Comment by Borgz

Comment by Borgz 10 months ago

21 replies

According to this article, Arc requires an account and sends Google's Firebase the hostname of every page you visit along with your user ID. Does this make Arc the least private web browser currently being used?

causal 10 months ago

I trashed Arc immediately after install when I found out having an account was mandatory. That seemed so silly, like toothbrushes-requiring-wifi absurd. How much moreso now.

  • scblock 10 months ago

    Truly. I was looking for a privacy respecting Chromium-based browser to use for Web MiniDisc (https://web.minidisc.wiki/) and came across some enthusiastic praise for Arc. I downloaded it and it immediately wanted me to create an account to even use it. How can that possibly respect my privacy? It went right in the trash.

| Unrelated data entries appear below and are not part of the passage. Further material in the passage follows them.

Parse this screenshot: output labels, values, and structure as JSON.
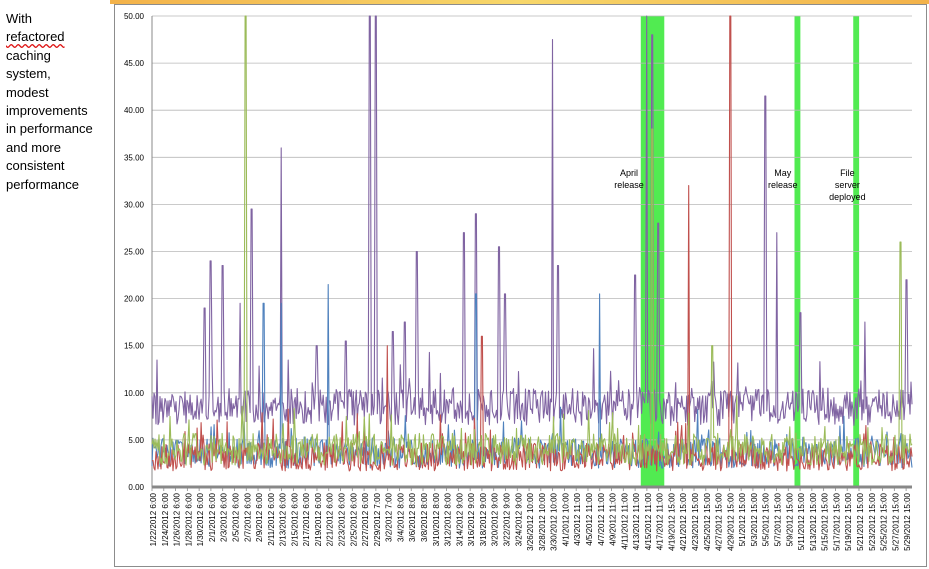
{
  "note": {
    "lines": [
      {
        "text": "With",
        "squiggle": false
      },
      {
        "text": "refactored",
        "squiggle": true
      },
      {
        "text": "caching",
        "squiggle": false
      },
      {
        "text": "system,",
        "squiggle": false
      },
      {
        "text": "modest",
        "squiggle": false
      },
      {
        "text": "improvements",
        "squiggle": false
      },
      {
        "text": "in performance",
        "squiggle": false
      },
      {
        "text": "and more",
        "squiggle": false
      },
      {
        "text": "consistent",
        "squiggle": false
      },
      {
        "text": "performance",
        "squiggle": false
      }
    ]
  },
  "chart_data": {
    "type": "line",
    "title": "",
    "xlabel": "",
    "ylabel": "",
    "ylim": [
      0,
      50
    ],
    "ytick_labels": [
      "0.00",
      "5.00",
      "10.00",
      "15.00",
      "20.00",
      "25.00",
      "30.00",
      "35.00",
      "40.00",
      "45.00",
      "50.00"
    ],
    "grid": true,
    "x_tick_labels": [
      "1/22/2012 6:00",
      "1/24/2012 6:00",
      "1/26/2012 6:00",
      "1/28/2012 6:00",
      "1/30/2012 6:00",
      "2/1/2012 6:00",
      "2/3/2012 6:00",
      "2/5/2012 6:00",
      "2/7/2012 6:00",
      "2/9/2012 6:00",
      "2/11/2012 6:00",
      "2/13/2012 6:00",
      "2/15/2012 6:00",
      "2/17/2012 6:00",
      "2/19/2012 6:00",
      "2/21/2012 6:00",
      "2/23/2012 6:00",
      "2/25/2012 6:00",
      "2/27/2012 6:00",
      "2/29/2012 7:00",
      "3/2/2012 7:00",
      "3/4/2012 8:00",
      "3/6/2012 8:00",
      "3/8/2012 8:00",
      "3/10/2012 8:00",
      "3/12/2012 8:00",
      "3/14/2012 9:00",
      "3/16/2012 9:00",
      "3/18/2012 9:00",
      "3/20/2012 9:00",
      "3/22/2012 9:00",
      "3/24/2012 9:00",
      "3/26/2012 10:00",
      "3/28/2012 10:00",
      "3/30/2012 10:00",
      "4/1/2012 10:00",
      "4/3/2012 11:00",
      "4/5/2012 11:00",
      "4/7/2012 11:00",
      "4/9/2012 11:00",
      "4/11/2012 11:00",
      "4/13/2012 11:00",
      "4/15/2012 11:00",
      "4/17/2012 11:00",
      "4/19/2012 15:00",
      "4/21/2012 15:00",
      "4/23/2012 15:00",
      "4/25/2012 15:00",
      "4/27/2012 15:00",
      "4/29/2012 15:00",
      "5/1/2012 15:00",
      "5/3/2012 15:00",
      "5/5/2012 15:00",
      "5/7/2012 15:00",
      "5/9/2012 15:00",
      "5/11/2012 15:00",
      "5/13/2012 15:00",
      "5/15/2012 15:00",
      "5/17/2012 15:00",
      "5/19/2012 15:00",
      "5/21/2012 15:00",
      "5/23/2012 15:00",
      "5/25/2012 15:00",
      "5/27/2012 15:00",
      "5/29/2012 15:00"
    ],
    "series": [
      {
        "color": "#8064a2",
        "baseline": 8.5,
        "noise": 2.0,
        "spikes": [
          [
            "1/31/2012 6:00",
            19
          ],
          [
            "2/1/2012 6:00",
            24
          ],
          [
            "2/3/2012 6:00",
            23.5
          ],
          [
            "2/6/2012 6:00",
            19.5
          ],
          [
            "2/8/2012 6:00",
            29.5
          ],
          [
            "2/13/2012 6:00",
            36
          ],
          [
            "2/19/2012 6:00",
            15
          ],
          [
            "2/24/2012 6:00",
            15.5
          ],
          [
            "2/28/2012 7:00",
            50
          ],
          [
            "2/29/2012 7:00",
            50
          ],
          [
            "3/3/2012 7:00",
            16.5
          ],
          [
            "3/5/2012 8:00",
            17.5
          ],
          [
            "3/7/2012 8:00",
            25
          ],
          [
            "3/15/2012 9:00",
            27
          ],
          [
            "3/17/2012 9:00",
            29
          ],
          [
            "3/21/2012 9:00",
            25.5
          ],
          [
            "3/22/2012 9:00",
            20.5
          ],
          [
            "3/30/2012 10:00",
            47.5
          ],
          [
            "3/31/2012 10:00",
            23.5
          ],
          [
            "4/13/2012 11:00",
            22.5
          ],
          [
            "4/15/2012 11:00",
            50
          ],
          [
            "4/16/2012 11:00",
            48
          ],
          [
            "4/17/2012 11:00",
            28
          ],
          [
            "5/5/2012 15:00",
            41.5
          ],
          [
            "5/7/2012 15:00",
            27
          ],
          [
            "5/11/2012 15:00",
            18.5
          ],
          [
            "5/22/2012 15:00",
            17.5
          ],
          [
            "5/29/2012 15:00",
            22
          ]
        ]
      },
      {
        "color": "#4f81bd",
        "baseline": 3.6,
        "noise": 1.6,
        "spikes": [
          [
            "2/10/2012 6:00",
            19.5
          ],
          [
            "2/13/2012 6:00",
            19.5
          ],
          [
            "2/21/2012 6:00",
            21.5
          ],
          [
            "3/17/2012 9:00",
            20.5
          ],
          [
            "4/7/2012 11:00",
            20.5
          ]
        ]
      },
      {
        "color": "#c0504d",
        "baseline": 3.2,
        "noise": 1.5,
        "spikes": [
          [
            "3/2/2012 7:00",
            15
          ],
          [
            "3/18/2012 9:00",
            16
          ],
          [
            "4/22/2012 15:00",
            32
          ],
          [
            "4/29/2012 15:00",
            50
          ]
        ]
      },
      {
        "color": "#9bbb59",
        "baseline": 4.0,
        "noise": 1.7,
        "spikes": [
          [
            "2/7/2012 6:00",
            50
          ],
          [
            "4/16/2012 11:00",
            38
          ],
          [
            "4/26/2012 15:00",
            15
          ],
          [
            "5/28/2012 15:00",
            26
          ]
        ]
      }
    ],
    "highlight_bands": [
      {
        "start": "4/14/2012 11:00",
        "end": "4/18/2012 11:00",
        "color": "#33e833"
      },
      {
        "start": "5/10/2012 15:00",
        "end": "5/11/2012 15:00",
        "color": "#33e833"
      },
      {
        "start": "5/20/2012 15:00",
        "end": "5/21/2012 15:00",
        "color": "#33e833"
      }
    ],
    "annotations": [
      {
        "lines": [
          "April",
          "release"
        ],
        "x": "4/12/2012 11:00",
        "y": 33.0
      },
      {
        "lines": [
          "May",
          "release"
        ],
        "x": "5/8/2012 15:00",
        "y": 33.0
      },
      {
        "lines": [
          "File",
          "server",
          "deployed"
        ],
        "x": "5/19/2012 15:00",
        "y": 33.0
      }
    ]
  }
}
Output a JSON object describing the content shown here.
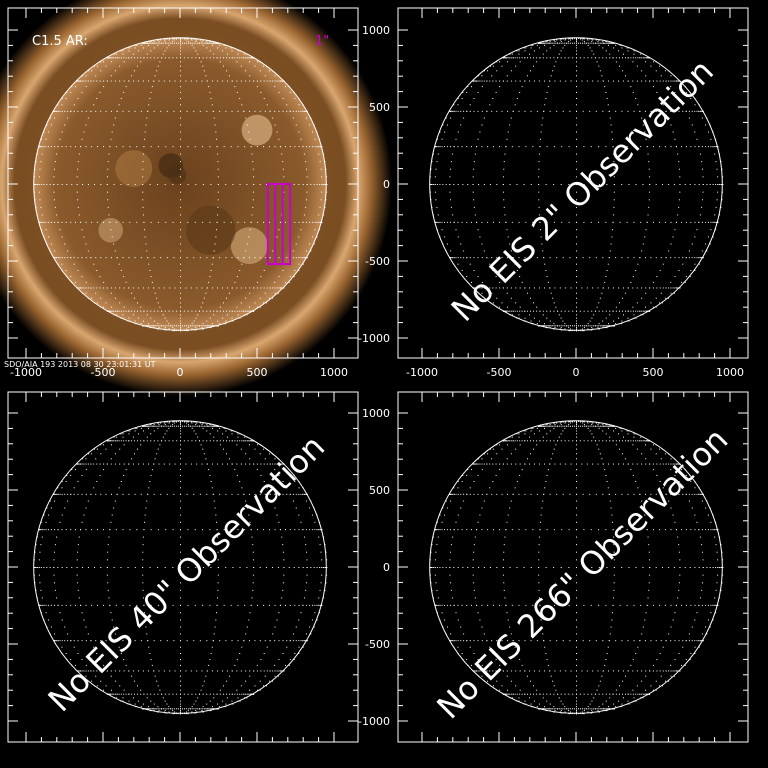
{
  "chart_data": [
    {
      "type": "image",
      "panel": "top-left",
      "label_left": "C1.5 AR:",
      "label_right": "1\"",
      "label_right_color": "#cc00cc",
      "caption": "SDO/AIA 193  2013 08 30 23:01:31 UT",
      "xticks": [
        "-1000",
        "-500",
        "0",
        "500",
        "1000"
      ],
      "yticks": [],
      "xlim": [
        -1150,
        1150
      ],
      "ylim": [
        -1150,
        1150
      ],
      "box": {
        "x": [
          570,
          715
        ],
        "y": [
          -520,
          0
        ],
        "color": "#cc00cc"
      },
      "disk_radius": 950
    },
    {
      "type": "image",
      "panel": "top-right",
      "annotation": "No EIS 2\" Observation",
      "xticks": [
        "-1000",
        "-500",
        "0",
        "500",
        "1000"
      ],
      "yticks": [
        "1000",
        "500",
        "0",
        "-500",
        "-1000"
      ],
      "xlim": [
        -1150,
        1150
      ],
      "ylim": [
        -1150,
        1150
      ],
      "disk_radius": 950
    },
    {
      "type": "image",
      "panel": "bottom-left",
      "annotation": "No EIS 40\" Observation",
      "xticks": [],
      "yticks": [],
      "xlim": [
        -1150,
        1150
      ],
      "ylim": [
        -1150,
        1150
      ],
      "disk_radius": 950
    },
    {
      "type": "image",
      "panel": "bottom-right",
      "annotation": "No EIS 266\" Observation",
      "xticks": [],
      "yticks": [
        "1000",
        "500",
        "0",
        "-500",
        "-1000"
      ],
      "xlim": [
        -1150,
        1150
      ],
      "ylim": [
        -1150,
        1150
      ],
      "disk_radius": 950
    }
  ]
}
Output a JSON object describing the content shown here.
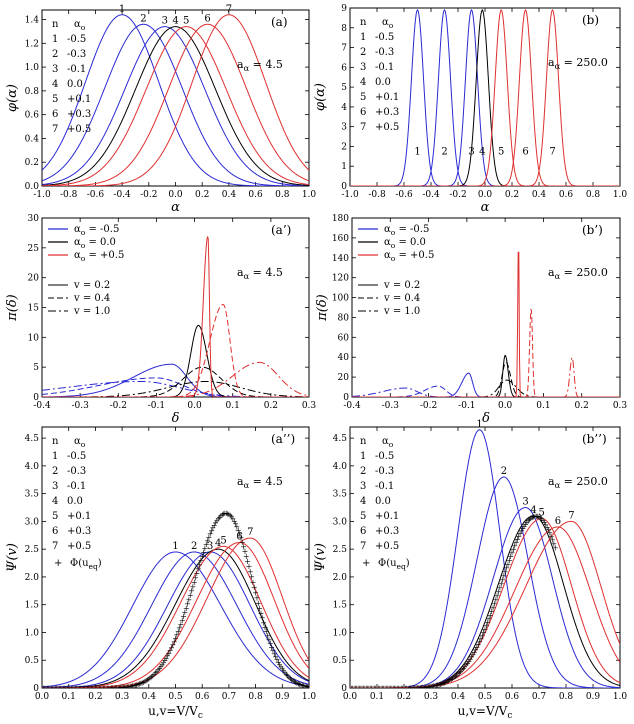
{
  "colors": {
    "blue": "#2a2ad4",
    "black": "#000000",
    "red": "#e03030",
    "magenta": "#e060e0"
  },
  "chart_data": [
    {
      "id": "a",
      "type": "line",
      "panel_label": "(a)",
      "xlabel": "α",
      "ylabel": "φ(α)",
      "xlim": [
        -1.0,
        1.0
      ],
      "ylim": [
        0.0,
        1.48
      ],
      "xticks": [
        "-1.0",
        "-0.8",
        "-0.6",
        "-0.4",
        "-0.2",
        "0.0",
        "0.2",
        "0.4",
        "0.6",
        "0.8",
        "1.0"
      ],
      "yticks": [
        "0.0",
        "0.2",
        "0.4",
        "0.6",
        "0.8",
        "1.0",
        "1.2",
        "1.4"
      ],
      "annotation": "a",
      "annotation_sub": "α",
      "annotation_value": " = 4.5",
      "legend_header": [
        "n",
        "α",
        "o"
      ],
      "legend": [
        {
          "n": "1",
          "alpha0": "-0.5"
        },
        {
          "n": "2",
          "alpha0": "-0.3"
        },
        {
          "n": "3",
          "alpha0": "-0.1"
        },
        {
          "n": "4",
          "alpha0": "0.0"
        },
        {
          "n": "5",
          "alpha0": "+0.1"
        },
        {
          "n": "6",
          "alpha0": "+0.3"
        },
        {
          "n": "7",
          "alpha0": "+0.5"
        }
      ],
      "series": [
        {
          "curve_label": "1",
          "color": "blue",
          "peak_x": -0.4,
          "peak_y": 1.44,
          "sigma": 0.275
        },
        {
          "curve_label": "2",
          "color": "blue",
          "peak_x": -0.24,
          "peak_y": 1.36,
          "sigma": 0.29
        },
        {
          "curve_label": "3",
          "color": "blue",
          "peak_x": -0.08,
          "peak_y": 1.34,
          "sigma": 0.3
        },
        {
          "curve_label": "4",
          "color": "black",
          "peak_x": 0.0,
          "peak_y": 1.34,
          "sigma": 0.3
        },
        {
          "curve_label": "5",
          "color": "red",
          "peak_x": 0.08,
          "peak_y": 1.34,
          "sigma": 0.3
        },
        {
          "curve_label": "6",
          "color": "red",
          "peak_x": 0.24,
          "peak_y": 1.36,
          "sigma": 0.29
        },
        {
          "curve_label": "7",
          "color": "red",
          "peak_x": 0.4,
          "peak_y": 1.44,
          "sigma": 0.275
        }
      ]
    },
    {
      "id": "b",
      "type": "line",
      "panel_label": "(b)",
      "xlabel": "α",
      "ylabel": "φ(α)",
      "xlim": [
        -1.0,
        1.0
      ],
      "ylim": [
        0,
        9
      ],
      "xticks": [
        "-1.0",
        "-0.8",
        "-0.6",
        "-0.4",
        "-0.2",
        "0.0",
        "0.2",
        "0.4",
        "0.6",
        "0.8",
        "1.0"
      ],
      "yticks": [
        "0",
        "1",
        "2",
        "3",
        "4",
        "5",
        "6",
        "7",
        "8",
        "9"
      ],
      "annotation": "a",
      "annotation_sub": "α",
      "annotation_value": " = 250.0",
      "legend_header": [
        "n",
        "α",
        "o"
      ],
      "legend": [
        {
          "n": "1",
          "alpha0": "-0.5"
        },
        {
          "n": "2",
          "alpha0": "-0.3"
        },
        {
          "n": "3",
          "alpha0": "-0.1"
        },
        {
          "n": "4",
          "alpha0": "0.0"
        },
        {
          "n": "5",
          "alpha0": "+0.1"
        },
        {
          "n": "6",
          "alpha0": "+0.3"
        },
        {
          "n": "7",
          "alpha0": "+0.5"
        }
      ],
      "series": [
        {
          "curve_label": "1",
          "color": "blue",
          "peak_x": -0.5,
          "peak_y": 8.9,
          "sigma": 0.045
        },
        {
          "curve_label": "2",
          "color": "blue",
          "peak_x": -0.3,
          "peak_y": 8.9,
          "sigma": 0.045
        },
        {
          "curve_label": "3",
          "color": "blue",
          "peak_x": -0.1,
          "peak_y": 8.9,
          "sigma": 0.045
        },
        {
          "curve_label": "4",
          "color": "black",
          "peak_x": -0.02,
          "peak_y": 8.9,
          "sigma": 0.045
        },
        {
          "curve_label": "5",
          "color": "red",
          "peak_x": 0.12,
          "peak_y": 8.9,
          "sigma": 0.045
        },
        {
          "curve_label": "6",
          "color": "red",
          "peak_x": 0.3,
          "peak_y": 8.9,
          "sigma": 0.045
        },
        {
          "curve_label": "7",
          "color": "red",
          "peak_x": 0.5,
          "peak_y": 8.9,
          "sigma": 0.045
        }
      ]
    },
    {
      "id": "a_prime",
      "type": "line",
      "panel_label": "(a’)",
      "xlabel": "δ",
      "ylabel": "π(δ)",
      "xlim": [
        -0.4,
        0.3
      ],
      "ylim": [
        0,
        30
      ],
      "xticks": [
        "-0.4",
        "-0.3",
        "-0.2",
        "-0.1",
        "0.0",
        "0.1",
        "0.2",
        "0.3"
      ],
      "yticks": [
        "0",
        "5",
        "10",
        "15",
        "20",
        "25",
        "30"
      ],
      "annotation": "a",
      "annotation_sub": "α",
      "annotation_value": " = 4.5",
      "legend_alpha": [
        {
          "prefix": "α",
          "sub": "o",
          "value": " = -0.5",
          "color": "blue"
        },
        {
          "prefix": "α",
          "sub": "o",
          "value": " = 0.0",
          "color": "black"
        },
        {
          "prefix": "α",
          "sub": "o",
          "value": " = +0.5",
          "color": "red"
        }
      ],
      "legend_v": [
        {
          "label": "v = 0.2",
          "dash": "solid"
        },
        {
          "label": "v = 0.4",
          "dash": "dashed"
        },
        {
          "label": "v = 1.0",
          "dash": "dashdot"
        }
      ],
      "series": [
        {
          "color": "blue",
          "dash": "solid",
          "peak_x": -0.06,
          "peak_y": 5.5,
          "sl": 0.1,
          "sr": 0.04
        },
        {
          "color": "blue",
          "dash": "dashed",
          "peak_x": -0.1,
          "peak_y": 3.2,
          "sl": 0.15,
          "sr": 0.07
        },
        {
          "color": "blue",
          "dash": "dashdot",
          "peak_x": -0.14,
          "peak_y": 2.6,
          "sl": 0.2,
          "sr": 0.1
        },
        {
          "color": "black",
          "dash": "solid",
          "peak_x": 0.01,
          "peak_y": 12.0,
          "sl": 0.02,
          "sr": 0.022
        },
        {
          "color": "black",
          "dash": "dashed",
          "peak_x": 0.02,
          "peak_y": 5.0,
          "sl": 0.05,
          "sr": 0.05
        },
        {
          "color": "black",
          "dash": "dashdot",
          "peak_x": 0.03,
          "peak_y": 2.6,
          "sl": 0.1,
          "sr": 0.09
        },
        {
          "color": "red",
          "dash": "solid",
          "peak_x": 0.035,
          "peak_y": 27.0,
          "sl": 0.012,
          "sr": 0.004
        },
        {
          "color": "red",
          "dash": "dashed",
          "peak_x": 0.075,
          "peak_y": 15.5,
          "sl": 0.035,
          "sr": 0.018
        },
        {
          "color": "red",
          "dash": "dashdot",
          "peak_x": 0.17,
          "peak_y": 5.8,
          "sl": 0.07,
          "sr": 0.05
        }
      ]
    },
    {
      "id": "b_prime",
      "type": "line",
      "panel_label": "(b’)",
      "xlabel": "δ",
      "ylabel": "π(δ)",
      "xlim": [
        -0.4,
        0.3
      ],
      "ylim": [
        0,
        180
      ],
      "xticks": [
        "-0.4",
        "-0.3",
        "-0.2",
        "-0.1",
        "0.0",
        "0.1",
        "0.2",
        "0.3"
      ],
      "yticks": [
        "0",
        "20",
        "40",
        "60",
        "80",
        "100",
        "120",
        "140",
        "160",
        "180"
      ],
      "annotation": "a",
      "annotation_sub": "α",
      "annotation_value": " = 250.0",
      "legend_alpha": [
        {
          "prefix": "α",
          "sub": "o",
          "value": " = -0.5",
          "color": "blue"
        },
        {
          "prefix": "α",
          "sub": "o",
          "value": " = 0.0",
          "color": "black"
        },
        {
          "prefix": "α",
          "sub": "o",
          "value": " = +0.5",
          "color": "red"
        }
      ],
      "legend_v": [
        {
          "label": "v = 0.2",
          "dash": "solid"
        },
        {
          "label": "v = 0.4",
          "dash": "dashed"
        },
        {
          "label": "v = 1.0",
          "dash": "dashdot"
        }
      ],
      "series": [
        {
          "color": "blue",
          "dash": "solid",
          "peak_x": -0.095,
          "peak_y": 24,
          "sl": 0.018,
          "sr": 0.01
        },
        {
          "color": "blue",
          "dash": "dashed",
          "peak_x": -0.175,
          "peak_y": 11,
          "sl": 0.035,
          "sr": 0.02
        },
        {
          "color": "blue",
          "dash": "dashdot",
          "peak_x": -0.26,
          "peak_y": 9,
          "sl": 0.06,
          "sr": 0.03
        },
        {
          "color": "black",
          "dash": "solid",
          "peak_x": 0.0,
          "peak_y": 42,
          "sl": 0.006,
          "sr": 0.008
        },
        {
          "color": "black",
          "dash": "dashed",
          "peak_x": 0.002,
          "peak_y": 35,
          "sl": 0.01,
          "sr": 0.012
        },
        {
          "color": "black",
          "dash": "dashdot",
          "peak_x": 0.004,
          "peak_y": 17,
          "sl": 0.02,
          "sr": 0.024
        },
        {
          "color": "red",
          "dash": "solid",
          "peak_x": 0.035,
          "peak_y": 165,
          "sl": 0.002,
          "sr": 0.0015
        },
        {
          "color": "red",
          "dash": "dashed",
          "peak_x": 0.068,
          "peak_y": 90,
          "sl": 0.004,
          "sr": 0.0035
        },
        {
          "color": "red",
          "dash": "dashdot",
          "peak_x": 0.175,
          "peak_y": 40,
          "sl": 0.006,
          "sr": 0.005
        }
      ]
    },
    {
      "id": "a_dprime",
      "type": "line",
      "panel_label": "(a’’)",
      "xlabel": "u,v=V/V",
      "xlabel_sub": "c",
      "ylabel": "Ψ(v)",
      "xlim": [
        0.0,
        1.0
      ],
      "ylim": [
        0,
        4.7
      ],
      "xticks": [
        "0.0",
        "0.1",
        "0.2",
        "0.3",
        "0.4",
        "0.5",
        "0.6",
        "0.7",
        "0.8",
        "0.9",
        "1.0"
      ],
      "yticks": [
        "0",
        "0.5",
        "1.0",
        "1.5",
        "2.0",
        "2.5",
        "3.0",
        "3.5",
        "4.0",
        "4.5"
      ],
      "annotation": "a",
      "annotation_sub": "α",
      "annotation_value": " = 4.5",
      "legend_header": [
        "n",
        "α",
        "o"
      ],
      "legend": [
        {
          "n": "1",
          "alpha0": "-0.5"
        },
        {
          "n": "2",
          "alpha0": "-0.3"
        },
        {
          "n": "3",
          "alpha0": "-0.1"
        },
        {
          "n": "4",
          "alpha0": "0.0"
        },
        {
          "n": "5",
          "alpha0": "+0.1"
        },
        {
          "n": "6",
          "alpha0": "+0.3"
        },
        {
          "n": "7",
          "alpha0": "+0.5"
        }
      ],
      "marker_legend": {
        "symbol": "+",
        "label": "Φ(u",
        "sub": "eq",
        "close": ")"
      },
      "series": [
        {
          "curve_label": "1",
          "color": "blue",
          "peak_x": 0.5,
          "peak_y": 2.45,
          "sl": 0.16,
          "sr": 0.17
        },
        {
          "curve_label": "2",
          "color": "blue",
          "peak_x": 0.57,
          "peak_y": 2.45,
          "sl": 0.16,
          "sr": 0.16
        },
        {
          "curve_label": "3",
          "color": "blue",
          "peak_x": 0.63,
          "peak_y": 2.45,
          "sl": 0.16,
          "sr": 0.15
        },
        {
          "curve_label": "4",
          "color": "black",
          "peak_x": 0.66,
          "peak_y": 2.5,
          "sl": 0.16,
          "sr": 0.14
        },
        {
          "curve_label": "5",
          "color": "red",
          "peak_x": 0.68,
          "peak_y": 2.55,
          "sl": 0.16,
          "sr": 0.14
        },
        {
          "curve_label": "6",
          "color": "red",
          "peak_x": 0.74,
          "peak_y": 2.62,
          "sl": 0.16,
          "sr": 0.13
        },
        {
          "curve_label": "7",
          "color": "red",
          "peak_x": 0.78,
          "peak_y": 2.7,
          "sl": 0.16,
          "sr": 0.12
        }
      ],
      "markers": {
        "color": "magenta",
        "peak_x": 0.69,
        "peak_y": 3.15,
        "sl": 0.12,
        "sr": 0.1,
        "x_from": 0.0,
        "x_to": 1.0,
        "step": 0.005
      }
    },
    {
      "id": "b_dprime",
      "type": "line",
      "panel_label": "(b’’)",
      "xlabel": "u,v=V/V",
      "xlabel_sub": "c",
      "ylabel": "Ψ(v)",
      "xlim": [
        0.0,
        1.0
      ],
      "ylim": [
        0,
        4.7
      ],
      "xticks": [
        "0.0",
        "0.1",
        "0.2",
        "0.3",
        "0.4",
        "0.5",
        "0.6",
        "0.7",
        "0.8",
        "0.9",
        "1.0"
      ],
      "yticks": [
        "0",
        "0.5",
        "1.0",
        "1.5",
        "2.0",
        "2.5",
        "3.0",
        "3.5",
        "4.0",
        "4.5"
      ],
      "annotation": "a",
      "annotation_sub": "α",
      "annotation_value": " = 250.0",
      "legend_header": [
        "n",
        "α",
        "o"
      ],
      "legend": [
        {
          "n": "1",
          "alpha0": "-0.5"
        },
        {
          "n": "2",
          "alpha0": "-0.3"
        },
        {
          "n": "3",
          "alpha0": "-0.1"
        },
        {
          "n": "4",
          "alpha0": "0.0"
        },
        {
          "n": "5",
          "alpha0": "+0.1"
        },
        {
          "n": "6",
          "alpha0": "+0.3"
        },
        {
          "n": "7",
          "alpha0": "+0.5"
        }
      ],
      "marker_legend": {
        "symbol": "+",
        "label": "Φ(u",
        "sub": "eq",
        "close": ")"
      },
      "series": [
        {
          "curve_label": "1",
          "color": "blue",
          "peak_x": 0.48,
          "peak_y": 4.65,
          "sl": 0.08,
          "sr": 0.075
        },
        {
          "curve_label": "2",
          "color": "blue",
          "peak_x": 0.57,
          "peak_y": 3.8,
          "sl": 0.1,
          "sr": 0.09
        },
        {
          "curve_label": "3",
          "color": "blue",
          "peak_x": 0.65,
          "peak_y": 3.25,
          "sl": 0.12,
          "sr": 0.1
        },
        {
          "curve_label": "4",
          "color": "black",
          "peak_x": 0.68,
          "peak_y": 3.1,
          "sl": 0.13,
          "sr": 0.11
        },
        {
          "curve_label": "5",
          "color": "red",
          "peak_x": 0.71,
          "peak_y": 3.05,
          "sl": 0.14,
          "sr": 0.11
        },
        {
          "curve_label": "6",
          "color": "red",
          "peak_x": 0.77,
          "peak_y": 2.9,
          "sl": 0.16,
          "sr": 0.12
        },
        {
          "curve_label": "7",
          "color": "red",
          "peak_x": 0.82,
          "peak_y": 3.0,
          "sl": 0.17,
          "sr": 0.11
        }
      ],
      "markers": {
        "color": "magenta",
        "peak_x": 0.69,
        "peak_y": 3.1,
        "sl": 0.13,
        "sr": 0.11,
        "x_from": 0.0,
        "x_to": 0.76,
        "step": 0.005
      }
    }
  ]
}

    • timeon 10 months ago

      What is also strange that I only found out about account after download. Like it was standard thing for the browser. (Sure there are optional accounts in others but login-walled browser?)

  • macintux 10 months ago

    I had the same response when I downloaded Dart and discovered that a programming language thought it was acceptable to send telemetry.

    • rixed 10 months ago

      In 2024 it is considered normal for an _operating_system_ to require an account, an information that is potentially passed around to any app running on it.

  • pndy 10 months ago

    I had doubts already when submissions promoting the browser were added on hn while there was no way to see how it looks like or even test it out - for quite some time there was nothing but mail singup on their page.

    https://news.ycombinator.com/item?id=35801529

  • DevX101 10 months ago

    I did the same. Requiring an account for a browser is immediately disqualifying. I don't care how many features it has.

mrweasel 10 months ago

I'm also left wondering: How broken would Arc be, if Firebase was to go down?

  • diggan 10 months ago

    I guess it's relatively easy to test, add the Firebase domain to your host file and point it to 127.0.0.1 and try to use the browser.

    Sometimes things like this handle connection failures better than "never-ending connection attempts", so you might want to try to add a throttle or something too for the traffic between the domain and the browser, might also trip it up.

Saris 10 months ago

When I downloaded it a few months ago and it required an account to even use it, my gut feeling was that I should just stick with Firefox.

qwertox 10 months ago

They don't encrypt the data they send via Firebase?

I mean, even Google suggests doing this with sensitive data.

ARandomerDude 10 months ago

"Arc is the Chrome replacement I’ve been waiting for." [1]

> https://arc.net/

I guess now we know why they frame it that way.

  • kccqzy 10 months ago

    Chrome does not require an account to use. And Chrome by default doesn't send sites you visit to Google, unless you turn on the "make searches and browsing better" feature or the "enhanced safe browsing" feature.

    So the OP is right. Arc's privacy is worse than Chrome.